Solar Impulse 2 landed in Abu Dhabi Monday the same way it took off 16 months ago — no roaring engines, no fumes, just a quiet hum.

After circling the globe, pilot Bertrand Piccard issued a challenge to the world.

“We have flown one after the other in the cockpit for 40,000 kilometers without fuel, and now the demonstration is done,” Piccard said. “It means that the rest of the world has to take it further.”

Piccard and his flying partner, Andre Borschberg, have circled the globe, gliding over the pyramids of Giza, through Chongqing, China and Silicon Valley, California, all in the interests of showing what the power of the sun can do.

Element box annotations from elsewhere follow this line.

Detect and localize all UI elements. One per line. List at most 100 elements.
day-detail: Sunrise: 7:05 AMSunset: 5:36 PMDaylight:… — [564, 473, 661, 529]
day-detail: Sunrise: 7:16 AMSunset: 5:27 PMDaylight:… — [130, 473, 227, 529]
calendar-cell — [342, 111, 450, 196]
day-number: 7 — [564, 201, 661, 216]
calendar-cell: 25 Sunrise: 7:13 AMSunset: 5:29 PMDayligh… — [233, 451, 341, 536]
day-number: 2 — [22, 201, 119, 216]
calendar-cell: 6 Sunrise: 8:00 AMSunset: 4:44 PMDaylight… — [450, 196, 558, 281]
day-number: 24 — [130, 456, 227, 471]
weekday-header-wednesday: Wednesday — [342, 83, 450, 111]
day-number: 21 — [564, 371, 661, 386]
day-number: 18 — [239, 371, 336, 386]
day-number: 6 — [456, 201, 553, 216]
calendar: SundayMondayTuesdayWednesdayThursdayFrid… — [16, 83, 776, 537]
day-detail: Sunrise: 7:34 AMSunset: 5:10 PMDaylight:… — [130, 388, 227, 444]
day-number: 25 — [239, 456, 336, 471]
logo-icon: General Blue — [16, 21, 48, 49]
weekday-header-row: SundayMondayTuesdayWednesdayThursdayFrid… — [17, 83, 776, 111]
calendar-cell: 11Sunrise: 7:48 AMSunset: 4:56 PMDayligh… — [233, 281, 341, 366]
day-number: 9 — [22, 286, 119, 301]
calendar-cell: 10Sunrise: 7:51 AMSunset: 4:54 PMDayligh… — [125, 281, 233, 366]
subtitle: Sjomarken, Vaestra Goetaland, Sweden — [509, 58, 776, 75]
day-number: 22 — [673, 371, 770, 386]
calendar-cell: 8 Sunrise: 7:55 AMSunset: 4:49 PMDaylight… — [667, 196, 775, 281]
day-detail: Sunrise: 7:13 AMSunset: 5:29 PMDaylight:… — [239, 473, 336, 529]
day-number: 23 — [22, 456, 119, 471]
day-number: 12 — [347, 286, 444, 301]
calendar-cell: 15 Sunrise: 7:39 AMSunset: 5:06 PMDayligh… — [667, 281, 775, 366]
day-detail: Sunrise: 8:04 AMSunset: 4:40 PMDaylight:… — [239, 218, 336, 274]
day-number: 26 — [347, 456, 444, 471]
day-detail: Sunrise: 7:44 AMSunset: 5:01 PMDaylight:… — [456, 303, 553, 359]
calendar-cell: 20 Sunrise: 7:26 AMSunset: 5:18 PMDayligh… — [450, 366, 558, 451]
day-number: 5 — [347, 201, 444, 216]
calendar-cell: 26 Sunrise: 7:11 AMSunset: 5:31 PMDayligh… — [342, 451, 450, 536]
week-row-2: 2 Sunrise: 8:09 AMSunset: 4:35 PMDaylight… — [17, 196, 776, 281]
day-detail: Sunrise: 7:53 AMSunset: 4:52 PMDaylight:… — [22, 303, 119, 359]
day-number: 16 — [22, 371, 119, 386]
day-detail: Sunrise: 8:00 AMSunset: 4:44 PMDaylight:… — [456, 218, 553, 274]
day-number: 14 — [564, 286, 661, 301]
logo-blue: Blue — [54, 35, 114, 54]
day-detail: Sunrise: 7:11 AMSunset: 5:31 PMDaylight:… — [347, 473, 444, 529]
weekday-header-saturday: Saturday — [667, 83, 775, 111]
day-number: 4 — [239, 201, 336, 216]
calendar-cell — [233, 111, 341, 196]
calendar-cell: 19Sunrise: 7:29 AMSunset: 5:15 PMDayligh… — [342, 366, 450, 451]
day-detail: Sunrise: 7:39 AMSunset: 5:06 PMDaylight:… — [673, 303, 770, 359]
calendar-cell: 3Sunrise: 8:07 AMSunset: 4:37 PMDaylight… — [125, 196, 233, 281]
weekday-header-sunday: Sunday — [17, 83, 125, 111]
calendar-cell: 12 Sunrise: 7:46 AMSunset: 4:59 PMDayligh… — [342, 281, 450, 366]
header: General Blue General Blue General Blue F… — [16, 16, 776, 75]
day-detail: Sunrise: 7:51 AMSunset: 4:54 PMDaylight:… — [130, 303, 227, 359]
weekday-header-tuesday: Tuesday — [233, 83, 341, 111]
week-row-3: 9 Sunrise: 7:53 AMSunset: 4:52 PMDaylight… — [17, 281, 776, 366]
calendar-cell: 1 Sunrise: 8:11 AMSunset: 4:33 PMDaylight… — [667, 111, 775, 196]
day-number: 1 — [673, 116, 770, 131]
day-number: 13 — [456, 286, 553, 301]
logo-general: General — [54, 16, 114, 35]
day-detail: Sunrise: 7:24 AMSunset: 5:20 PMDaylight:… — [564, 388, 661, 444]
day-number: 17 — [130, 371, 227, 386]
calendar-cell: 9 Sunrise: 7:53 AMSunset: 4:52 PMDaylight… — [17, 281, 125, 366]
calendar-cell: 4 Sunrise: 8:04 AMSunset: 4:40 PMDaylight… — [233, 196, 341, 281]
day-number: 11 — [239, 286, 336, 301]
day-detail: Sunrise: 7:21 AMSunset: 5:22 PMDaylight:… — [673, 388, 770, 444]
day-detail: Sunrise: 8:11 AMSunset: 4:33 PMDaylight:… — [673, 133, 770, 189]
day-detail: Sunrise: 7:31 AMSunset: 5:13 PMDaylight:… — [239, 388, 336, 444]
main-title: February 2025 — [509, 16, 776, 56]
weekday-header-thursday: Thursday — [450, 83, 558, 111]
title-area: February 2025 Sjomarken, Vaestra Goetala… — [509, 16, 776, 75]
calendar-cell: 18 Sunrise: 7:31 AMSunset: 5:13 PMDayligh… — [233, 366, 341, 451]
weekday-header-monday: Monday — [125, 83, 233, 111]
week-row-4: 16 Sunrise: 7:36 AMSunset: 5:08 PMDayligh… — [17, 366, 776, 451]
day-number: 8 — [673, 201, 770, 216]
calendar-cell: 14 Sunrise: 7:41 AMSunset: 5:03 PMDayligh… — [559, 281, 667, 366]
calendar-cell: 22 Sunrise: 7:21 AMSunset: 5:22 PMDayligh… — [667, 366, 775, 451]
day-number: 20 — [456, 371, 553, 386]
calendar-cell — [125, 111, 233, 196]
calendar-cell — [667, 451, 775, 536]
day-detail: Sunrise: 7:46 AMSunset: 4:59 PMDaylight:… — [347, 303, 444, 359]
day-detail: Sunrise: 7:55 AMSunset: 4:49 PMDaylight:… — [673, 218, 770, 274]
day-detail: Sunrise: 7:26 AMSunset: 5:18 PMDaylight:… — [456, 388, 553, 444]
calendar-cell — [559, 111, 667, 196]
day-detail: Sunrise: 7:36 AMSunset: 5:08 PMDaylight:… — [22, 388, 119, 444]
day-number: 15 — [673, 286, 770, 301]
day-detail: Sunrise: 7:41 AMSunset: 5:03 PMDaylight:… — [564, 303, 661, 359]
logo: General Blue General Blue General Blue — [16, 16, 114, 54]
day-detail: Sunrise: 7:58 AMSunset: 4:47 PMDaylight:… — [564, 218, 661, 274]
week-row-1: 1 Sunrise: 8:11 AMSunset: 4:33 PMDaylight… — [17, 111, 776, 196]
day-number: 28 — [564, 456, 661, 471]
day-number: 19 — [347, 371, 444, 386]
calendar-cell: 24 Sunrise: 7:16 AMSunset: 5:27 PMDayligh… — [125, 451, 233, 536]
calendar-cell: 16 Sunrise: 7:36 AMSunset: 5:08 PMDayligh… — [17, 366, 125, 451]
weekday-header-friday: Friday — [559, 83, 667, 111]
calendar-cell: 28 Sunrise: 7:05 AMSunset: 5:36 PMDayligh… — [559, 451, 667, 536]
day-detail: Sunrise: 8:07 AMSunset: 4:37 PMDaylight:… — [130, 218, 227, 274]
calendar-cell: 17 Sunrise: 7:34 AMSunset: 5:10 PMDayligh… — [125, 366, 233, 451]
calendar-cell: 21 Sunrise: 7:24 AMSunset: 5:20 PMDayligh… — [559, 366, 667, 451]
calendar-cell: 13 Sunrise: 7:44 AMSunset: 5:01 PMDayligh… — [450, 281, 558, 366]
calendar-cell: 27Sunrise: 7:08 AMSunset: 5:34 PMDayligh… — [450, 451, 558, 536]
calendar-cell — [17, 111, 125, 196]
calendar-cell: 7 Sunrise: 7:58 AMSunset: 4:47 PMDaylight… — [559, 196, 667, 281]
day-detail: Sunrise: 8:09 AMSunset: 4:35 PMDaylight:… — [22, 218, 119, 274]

“This efficiency will be required in the future,” Borschberg said. “That’s the reason why you see now NASA starting a new project to develop an electric airplane. That’s why you see Airbus who just announced yesterday that they are cancelling the development of a four-seater electric airplane because they think it’s not ambitious enough and they want to develop a 20-seat electric airplane.”

A team of 130 people guided Solar Impulse through its global journey. Each flight is a testament to technological problems they had to solve to make the plane airworthy. Piccard says heights don’t scare him. But something else does.

“What really frightens me is to live in a world that burns one million tons of oil every hour without even counting gas and coal changing climate, destroying the environment, depleting natural resources and polluting the air,” Piccard said. “That makes me really afraid.”

With a completed journey, Solar Impulse’s founders now want the world to use renewable energy solutions in everyday life.

Solar Impulse has set up the Committee for Clean Technologies to build on clean energy solutions for the future. According to Solar Impulse, 400 global organizations have already joined together to advise governments and corporations on how to use new clean technologies.